Итак, все началось три года тому назад, вскоре после того, как Джованни Сфорца, синьор Пезаро, отпраздновал свадьбу с синьорой Лукрецией Борджа. Однажды утром во дворе замка Пезаро появился высокий худощавый молодой человек, полурыцарь, полукрестьянин, верхом на старой тощей лошаденке, и в высокомерных выражениях потребовал немедленной встречи с Джованни, синьором Пезаро. Ни внешний вид, ни манеры незнакомца не могли внушить уважения страже, и наглеца без лишних слов выставили бы со двора, если бы в тот момент синьор Пезаро не оказался у одного из окон замка и не заметил своего странного посетителя. Будучи в веселом настроении, он пожелал узнать имя этого сумасшедшего и, спустившись вниз, отозвал слуг и позволил мне говорить, — да, мадонна, этим молодым человеком был не кто иной, как ваш покорный слуга.
«Вы синьор Пезаро?» — осведомился я.
С подчеркнутой учтивостью он подтвердил это, после чего я снял с руки перчатку из толстой бычьей кожи и швырнул ее на землю.
«Ваш отец, Констанцо Сфорца, обманом лишил моего отца замка и земель Бьянкомонте, и он окончил свои дни в скорби и нищете, — с пафосом продолжал я. — Теперь я прибыл для того, чтобы вернуть принадлежащие мне по праву владения. Если вы настоящий рыцарь, вы примете брошенный вам вызов; пеший или конный, вы сразитесь со мной оружием, которое выберете сами, и пусть же Господь дарует победу тому, на чьей стороне правда».

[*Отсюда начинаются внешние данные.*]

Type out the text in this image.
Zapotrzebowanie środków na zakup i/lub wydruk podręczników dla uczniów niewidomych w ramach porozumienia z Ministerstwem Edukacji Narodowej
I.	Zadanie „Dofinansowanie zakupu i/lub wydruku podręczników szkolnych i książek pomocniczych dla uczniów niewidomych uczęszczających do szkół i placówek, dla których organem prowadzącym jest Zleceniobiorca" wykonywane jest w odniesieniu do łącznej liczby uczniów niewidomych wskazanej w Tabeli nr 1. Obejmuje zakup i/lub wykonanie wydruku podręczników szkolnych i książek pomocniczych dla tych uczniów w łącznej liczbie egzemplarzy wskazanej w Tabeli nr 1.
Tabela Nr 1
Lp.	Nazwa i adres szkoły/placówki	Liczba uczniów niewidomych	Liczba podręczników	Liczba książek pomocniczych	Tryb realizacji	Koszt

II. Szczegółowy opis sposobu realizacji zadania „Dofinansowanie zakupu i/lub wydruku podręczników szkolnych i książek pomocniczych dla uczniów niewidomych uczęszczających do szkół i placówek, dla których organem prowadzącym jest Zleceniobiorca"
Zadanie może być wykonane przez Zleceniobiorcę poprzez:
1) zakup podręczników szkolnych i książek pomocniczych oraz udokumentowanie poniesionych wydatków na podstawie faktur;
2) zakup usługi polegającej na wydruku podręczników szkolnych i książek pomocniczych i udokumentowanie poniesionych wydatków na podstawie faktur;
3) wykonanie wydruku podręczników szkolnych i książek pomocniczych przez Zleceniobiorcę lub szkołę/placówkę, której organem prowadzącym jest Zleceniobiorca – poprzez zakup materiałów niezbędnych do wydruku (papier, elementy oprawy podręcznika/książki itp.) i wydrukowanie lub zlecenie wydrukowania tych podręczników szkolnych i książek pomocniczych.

— С тех пор у меня было достаточно времени, чтобы осознать всю глупость своего поступка, мадонна, — прервал я рассказ, — но тогда я жил понятиями давно канувшей в небытие эпохи рыцарства, сведения о которой черпал из книг, в изобилии имевшихся в замке моего отца. За столь дерзкое обращение к тирану меня могли колесовать, но Джованни Сфорца умел скрывать свой гнев. Я терпеливо ждал, что он скажет, но он лишь изумленно глядел на меня, и на его устах играла самодовольная улыбка. Впрочем, моего терпения не хватило даже на то, чтобы выдержать паузу до самого конца, и когда я заметил, что выражение его лица изменилось, я вновь попросил его ответить мне.
«Вот мой ответ, — сказал он. — Вы возвращаетесь туда, откуда прибыли, и каждое утро на коленях молите Господа за жизнь и здравие Джованни Сфорца, который пощадил вас лишь потому, что ваше безумие его более позабавило, чем рассердило».
Услышав такие слова, я, наверное, покраснел до самых корней волос.
«Вы считаете, что биться со мной ниже вашего достоинства?» — гневно выпалил я.
Он с усмешкой отвернулся от меня и приказал одному из слуг вернуть храброму рыцарю перчатку и выдворить его вон. Я же пришел в безудержную ярость, и когда стражники с угрожающим видом двинулись на меня, явно намереваясь выполнить приказ своего господина, я вытащил меч и принялся рубить им направо и налево. Но я был один, а моих противников — много, и неудивительно, что они быстро одолели меня и стащили с лошади.
Меня крепко связали, и Джованни велел позвать ко мне священника, — меня должны были исповедать, а затем без промедления повесить. Поступи он так, никто не осудил бы его. Однако он решил пощадить меня, но на таких условиях, которые я никогда не принял бы, если бы не мысль о моей бедной вдовствующей матушке. Я был ее единственной опорой и надеждой; моя смерть разбила бы ее сердце, и она бы непременно умерла — если и не от горя, то от нужды. И пока я сидел в камере, дожидаясь исповеди, я настолько пал духом, что когда ко мне наконец пришел священник, он нашел меня плачущим, в чем углядел признак чистосердечного раскаяния. Он сообщил об этом синьору Пезаро, и тот решил лично явиться ко мне.
Конечно, меня вполне можно назвать трусом: при виде Джованни я упал к его ногам и со слезами на глазах просил пощады. Он задумчиво посмотрел на меня, и на его устах появилась зловещая улыбка. Затем он неожиданно повеселел и спросил меня, готов ли я торжественно поклясться никогда более не поднимать на него руку, если он пощадит мою жизнь. Такую клятву я немедленно дал.